Bristol has about 2km of kerb-wheel guideway in the Ashton area, used by MetroBus service m2.
The guidance system allows vehicles to pass each other safely on a relatively narrow track. However the track must be built to a high level of precision, which makes it expensive.
Unlike rail vehicles, guided buses can leave the guideway and continue along ordinary roads. Only buses fitted with the guidance system can use the guideway.
Streetcar is the US term for tram, but in Britain it can refer to a bus that is modified to look a bit like a tram. The Belfast Glider is an example of a streetcar. These vehicles may be articulated, and usually have covers over the wheels to give a superficially tram-like appearance.
A hyperloop is a gadgetbahn in which vehicles travel at very high speeds inside a tube or tunnel. The air pressure ahead of the vehicle is lowered to reduce air resistance. Most current proposals are maglev – propelled.
There are no plans to implement a hyperloop system in Britain at the moment.
Autonomous Pod systems
Also known as personal rapid transit (PRT), these systems use small pod vehicles which follow a network of guideways. Passengers are taken non-stop to their destination, by the most direct route.
A few small PRT systems have been built.
By definition these are not mass transit systems, having more in common with driverless cars.
Could a gadgetbahn work in Bristol?
Hyperloop and high-speed maglev systems are for long-distance transport. They couldn’t really be used for local mass transit.

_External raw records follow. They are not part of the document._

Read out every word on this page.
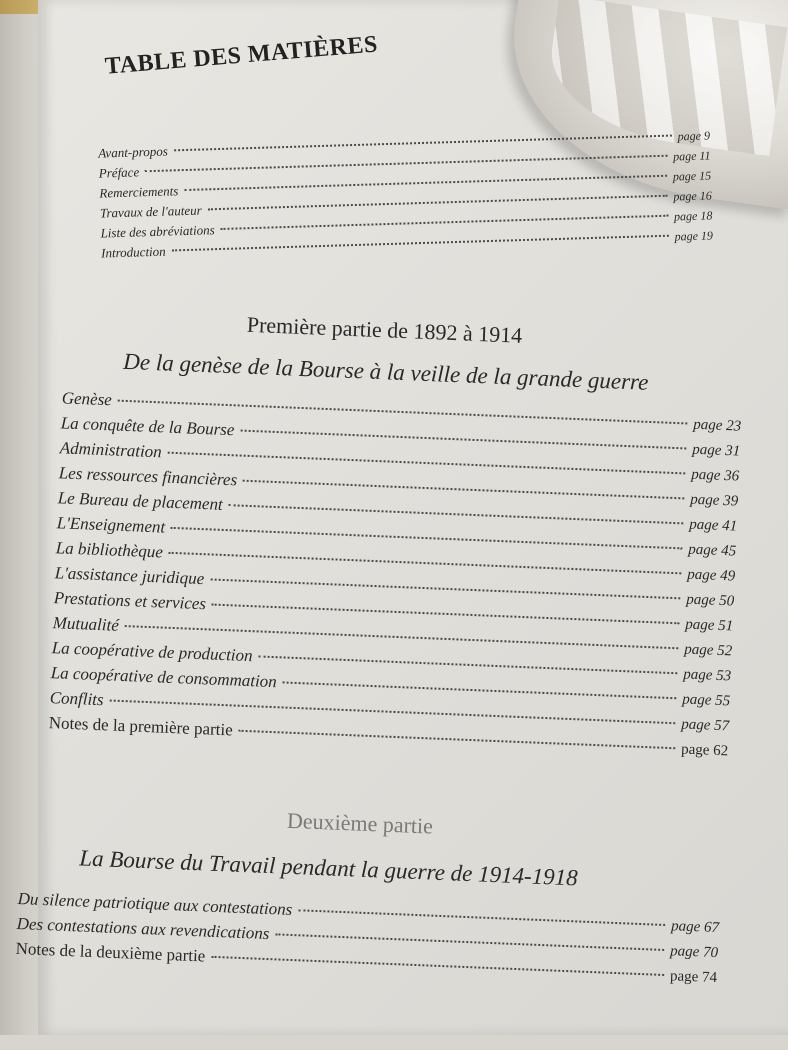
TABLE DES MATIÈRES
Avant-propos
page 9
Préface
page 11
Remerciements
page 15
Travaux de l'auteur
page 16
Liste des abréviations
page 18
Introduction
page 19
Première partie de 1892 à 1914
De la genèse de la Bourse à la veille de la grande guerre
Genèse
page 23
La conquête de la Bourse
page 31
Administration
page 36
Les ressources financières
page 39
Le Bureau de placement
page 41
L'Enseignement
page 45
La bibliothèque
page 49
L'assistance juridique
page 50
Prestations et services
page 51
Mutualité
page 52
La coopérative de production
page 53
La coopérative de consommation
page 55
Conflits
page 57
Notes de la première partie
page 62
Deuxième partie
La Bourse du Travail pendant la guerre de 1914-1918
Du silence patriotique aux contestations
page 67
Des contestations aux revendications
page 70
Notes de la deuxième partie
page 74
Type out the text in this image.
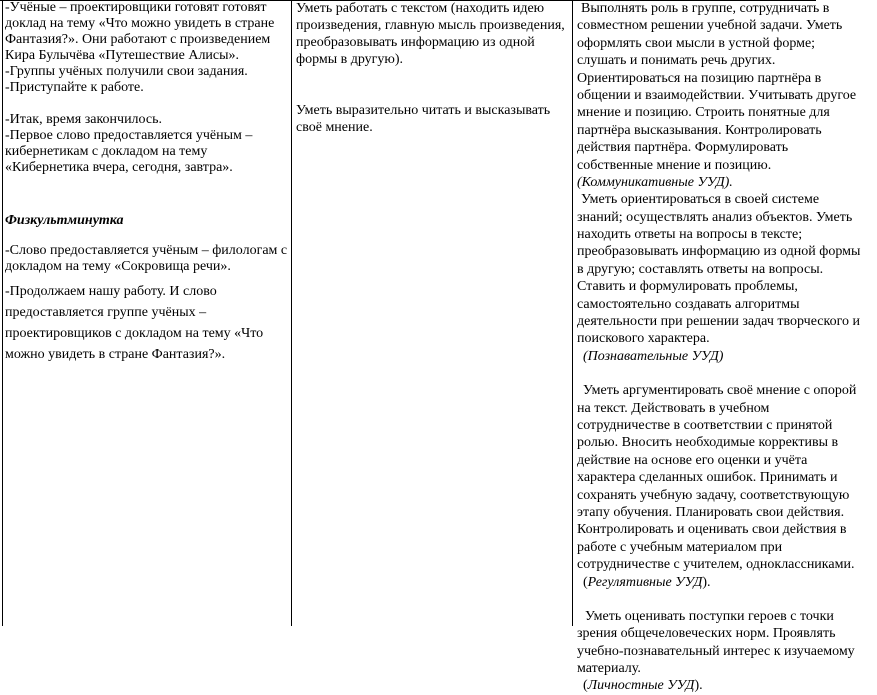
-Учёные – проектировщики готовят готовят
доклад на тему «Что можно увидеть в стране
Фантазия?». Они работают с произведением
Кира Булычёва «Путешествие Алисы».
-Группы учёных получили свои задания.
-Приступайте к работе.
-Итак, время закончилось.
-Первое слово предоставляется учёным –
кибернетикам с докладом на тему
«Кибернетика вчера, сегодня, завтра».
Физкультминутка
-Слово предоставляется учёным – филологам с
докладом на тему «Сокровища речи».
-Продолжаем нашу работу. И слово
предоставляется группе учёных –
проектировщиков с докладом на тему «Что
можно увидеть в стране Фантазия?».
Уметь работать с текстом (находить идею
произведения, главную мысль произведения,
преобразовывать информацию из одной
формы в другую).
Уметь выразительно читать и высказывать
своё мнение.
Выполнять роль в группе, сотрудничать в
совместном решении учебной задачи. Уметь
оформлять свои мысли в устной форме;
слушать и понимать речь других.
Ориентироваться на позицию партнёра в
общении и взаимодействии. Учитывать другое
мнение и позицию. Строить понятные для
партнёра высказывания. Контролировать
действия партнёра. Формулировать
собственные мнение и позицию.
(Коммуникативные УУД).
Уметь ориентироваться в своей системе
знаний; осуществлять анализ объектов. Уметь
находить ответы на вопросы в тексте;
преобразовывать информацию из одной формы
в другую; составлять ответы на вопросы.
Ставить и формулировать проблемы,
самостоятельно создавать алгоритмы
деятельности при решении задач творческого и
поискового характера.
(Познавательные УУД)
Уметь аргументировать своё мнение с опорой
на текст. Действовать в учебном
сотрудничестве в соответствии с принятой
ролью. Вносить необходимые коррективы в
действие на основе его оценки и учёта
характера сделанных ошибок. Принимать и
сохранять учебную задачу, соответствующую
этапу обучения. Планировать свои действия.
Контролировать и оценивать свои действия в
работе с учебным материалом при
сотрудничестве с учителем, одноклассниками.
(Регулятивные УУД).
Уметь оценивать поступки героев с точки
зрения общечеловеческих норм. Проявлять
учебно-познавательный интерес к изучаемому
материалу.
(Личностные УУД).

There are places in Bristol where a gondola system could be practical, such as the Avon Gorge. But given the ecological sensitivity of this area, it seems unlikely that it would be permitted.
Other elevated gadgetbahns such as monorails and suspension railways are relatively expensive. A few cities in China, Korea and Japan have invested in multi-line straddle-beam monorails. These systems work in new or rapidly growing cities, but it is hard to see a massive monorail being permitted in historic Bristol or Bath. For similar reasons, it is hard to see how a low-speed maglev system could work, even if an economic case could be made for it.
A streetcar, in the British sense, is just a bus. Buses are essential, and dressing them up as trams doesn’t make them any better or worse. But it can distract attention from higher-quality rail-based alternatives such as trams.
Guided buses are also just buses. The guidance system simply allows segregated busways to be slightly narrower. Only buses with guidance equipment can use them, which makes them more expensive and less flexible than unguided busways. Guided busways prohibit other traffic, but this can be done equally well with a ‘no entry’ sign or a rising bollard.
If autonomous pods or driverless cars were widely adopted, the result would be large numbers of small vehicles making point-to-point journeys. How different would that be from the current congestion caused by private car use?
Bristol, Bath, Gloucester, Cheltenham, Swindon and Weston-super-Mare all had street tramway systems in the past. These integrated with their bus and train services, and provided high-quality electrified services at street level. Modern trams have been proven to work elsewhere, and can work here.
Buses are highly flexible and fill the gaps where trams and heavy rail cannot go. Segregated, unguided busways can help buses get through traffic just as well as more expensive guided systems.
Above all, public transport systems need to be integrated with each other, and with cycling and walking. The main flaw with many gadgetbahns is that they can’t interoperate with conventional, tried-and-tested systems.
Bristol’s biggest underused asset is its suburban rail network. FoSBR’s campaign largely boils down to making much better use of this. Large areas of Greater Bristol could be served by a turn-up-and-go, electrified metro system. The bones of that system already exist.